Es la misma. Chile es un país soberano, sus límites constan en sendos tratados con sus tres vecinos y si hay diferencias de interpretación sobre esos tratados, es una tarea para la diplomacia. Si pese a ser país soberano Chile se viera obligado a negociar sobre su territorio… significaría que tan soberano no es. Por eso fui partidario, desde el principio, de no comparecer ante la Corte de La Haya, invocando el artículo 53 de su estatuto.

¿En qué quedan las 11 veces que gobiernos de Chile plantearon mar con soberanía a Bolivia? 
Fueron los gobiernos de Bolivia los que, después de firmado el tratado de 1904, posicionaron el tema de la cesión chilena de soberanía. Chile escuchó, dialogó, negoció y, eventualmente, propuso soluciones. Por diversos motivos, nada de eso produjo un tratado que cambiara el estatus geopolítico. Apostaría que eso ha sucedido mucho más de 11 veces, nuestra relación se ha hecho asimétrica: mientras a Chile le interesa una relación integral, comprendida la posibilidad de mejorar el acceso al mar para Bolivia, a Bolivia solo le interesa el acceso soberano incluso sin contrapartidas. Ninguna de esas conversaciones o negociaciones es compromisoria, pues se produjeron bajo la tesis clásica de que las meras expectativas no constituyen derecho. Estimar lo contrario -que configuran “derechos expectaticios”- es un bonito juego de palabras. 

¿Cuál es su percepción sobre el desenlace de este conflicto ante La Haya? 

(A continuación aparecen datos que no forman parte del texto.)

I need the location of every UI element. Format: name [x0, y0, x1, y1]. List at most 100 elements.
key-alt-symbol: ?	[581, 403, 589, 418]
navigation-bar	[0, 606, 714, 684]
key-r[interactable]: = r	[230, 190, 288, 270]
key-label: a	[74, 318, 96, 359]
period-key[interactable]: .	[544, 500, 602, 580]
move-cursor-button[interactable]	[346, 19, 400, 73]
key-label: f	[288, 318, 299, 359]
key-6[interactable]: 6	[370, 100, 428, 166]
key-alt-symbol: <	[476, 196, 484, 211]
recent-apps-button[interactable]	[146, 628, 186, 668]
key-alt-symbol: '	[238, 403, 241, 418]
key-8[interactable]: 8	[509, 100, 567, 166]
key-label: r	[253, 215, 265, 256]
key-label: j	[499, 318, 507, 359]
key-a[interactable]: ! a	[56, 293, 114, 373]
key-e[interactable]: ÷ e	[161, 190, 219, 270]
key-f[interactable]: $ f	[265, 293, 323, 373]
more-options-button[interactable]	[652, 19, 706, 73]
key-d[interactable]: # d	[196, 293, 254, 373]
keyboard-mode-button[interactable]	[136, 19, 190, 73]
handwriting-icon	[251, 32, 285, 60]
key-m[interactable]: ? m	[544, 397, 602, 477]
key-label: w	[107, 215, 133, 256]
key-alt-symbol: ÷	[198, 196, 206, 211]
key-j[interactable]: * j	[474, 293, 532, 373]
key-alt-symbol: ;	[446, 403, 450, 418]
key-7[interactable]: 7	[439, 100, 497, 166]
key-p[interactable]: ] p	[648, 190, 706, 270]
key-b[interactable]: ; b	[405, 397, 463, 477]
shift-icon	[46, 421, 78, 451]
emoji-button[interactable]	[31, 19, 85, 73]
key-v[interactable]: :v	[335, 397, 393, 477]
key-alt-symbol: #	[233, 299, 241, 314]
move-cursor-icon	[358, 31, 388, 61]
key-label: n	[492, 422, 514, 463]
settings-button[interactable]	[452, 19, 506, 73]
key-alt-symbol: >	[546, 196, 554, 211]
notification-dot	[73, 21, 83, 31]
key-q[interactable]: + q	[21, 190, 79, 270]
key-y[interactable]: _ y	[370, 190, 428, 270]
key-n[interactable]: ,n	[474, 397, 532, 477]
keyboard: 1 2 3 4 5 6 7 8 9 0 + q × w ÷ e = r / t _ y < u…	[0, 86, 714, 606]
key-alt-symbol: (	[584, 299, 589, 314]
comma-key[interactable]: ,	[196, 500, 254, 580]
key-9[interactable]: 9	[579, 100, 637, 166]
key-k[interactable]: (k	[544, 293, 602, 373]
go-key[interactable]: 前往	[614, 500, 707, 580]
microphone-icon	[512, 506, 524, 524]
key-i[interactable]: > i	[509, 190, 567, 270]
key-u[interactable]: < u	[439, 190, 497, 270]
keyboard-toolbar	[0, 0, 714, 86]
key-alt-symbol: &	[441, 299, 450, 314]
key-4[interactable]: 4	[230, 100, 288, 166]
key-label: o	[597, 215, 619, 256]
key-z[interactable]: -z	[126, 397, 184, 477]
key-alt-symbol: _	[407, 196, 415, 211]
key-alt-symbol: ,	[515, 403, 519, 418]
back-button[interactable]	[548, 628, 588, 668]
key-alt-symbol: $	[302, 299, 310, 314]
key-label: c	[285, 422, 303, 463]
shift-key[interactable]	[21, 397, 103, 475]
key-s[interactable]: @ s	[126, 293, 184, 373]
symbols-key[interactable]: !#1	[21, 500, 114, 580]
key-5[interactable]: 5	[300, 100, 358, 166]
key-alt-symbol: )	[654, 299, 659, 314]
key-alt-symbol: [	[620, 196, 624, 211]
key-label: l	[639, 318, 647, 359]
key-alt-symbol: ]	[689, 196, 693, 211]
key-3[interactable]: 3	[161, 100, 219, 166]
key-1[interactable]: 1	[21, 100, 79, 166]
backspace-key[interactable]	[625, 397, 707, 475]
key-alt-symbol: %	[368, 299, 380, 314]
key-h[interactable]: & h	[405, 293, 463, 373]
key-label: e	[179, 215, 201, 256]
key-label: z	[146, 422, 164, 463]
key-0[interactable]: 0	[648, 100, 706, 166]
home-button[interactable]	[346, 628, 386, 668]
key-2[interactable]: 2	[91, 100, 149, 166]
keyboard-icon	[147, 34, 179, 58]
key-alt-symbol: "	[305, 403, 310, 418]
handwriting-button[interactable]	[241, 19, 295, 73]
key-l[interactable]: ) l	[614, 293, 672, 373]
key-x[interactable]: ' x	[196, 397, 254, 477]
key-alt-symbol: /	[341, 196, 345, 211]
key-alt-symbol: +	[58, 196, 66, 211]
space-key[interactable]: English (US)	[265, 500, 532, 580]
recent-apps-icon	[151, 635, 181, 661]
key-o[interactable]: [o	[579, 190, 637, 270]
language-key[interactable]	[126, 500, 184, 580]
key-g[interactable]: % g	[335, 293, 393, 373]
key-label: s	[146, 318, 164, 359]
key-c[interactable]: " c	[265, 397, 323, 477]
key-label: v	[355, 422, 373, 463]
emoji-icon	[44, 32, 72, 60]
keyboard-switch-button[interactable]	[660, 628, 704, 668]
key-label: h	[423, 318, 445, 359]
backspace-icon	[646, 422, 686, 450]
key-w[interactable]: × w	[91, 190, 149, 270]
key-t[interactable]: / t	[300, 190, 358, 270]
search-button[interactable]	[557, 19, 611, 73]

Plantear una negociación obligatoria ante los jueces fue el equivalente a un ultimátum subliminal. Esto es importante, pues la CIJ es un tribunal de la ONU y como tal debe velar por  la paz y la seguridad internacional. Algunos jueces podrían tentarse con una dosis de “creatividad equitativa” que les permitiera introducir elementos políticos. No en su fallo, pero sí en sus considerandos. Algo del tipo “esta Corte no puede obligar a Chile a negociar una cesión de soberanía, pero comprende que…”. Riesgoso, porque la claridad del derecho de Chile puede equilibrarse con un esfuerzo para salvar la posición del Presidente demandante. De darse esa hipótesis salvacionista, se produciría una paradoja para la propia ONU: su Corte reforzaría la posición política interna de Morales y no reduciría un ápice su posición agresiva contra Chile. Quizás todo lo contrario.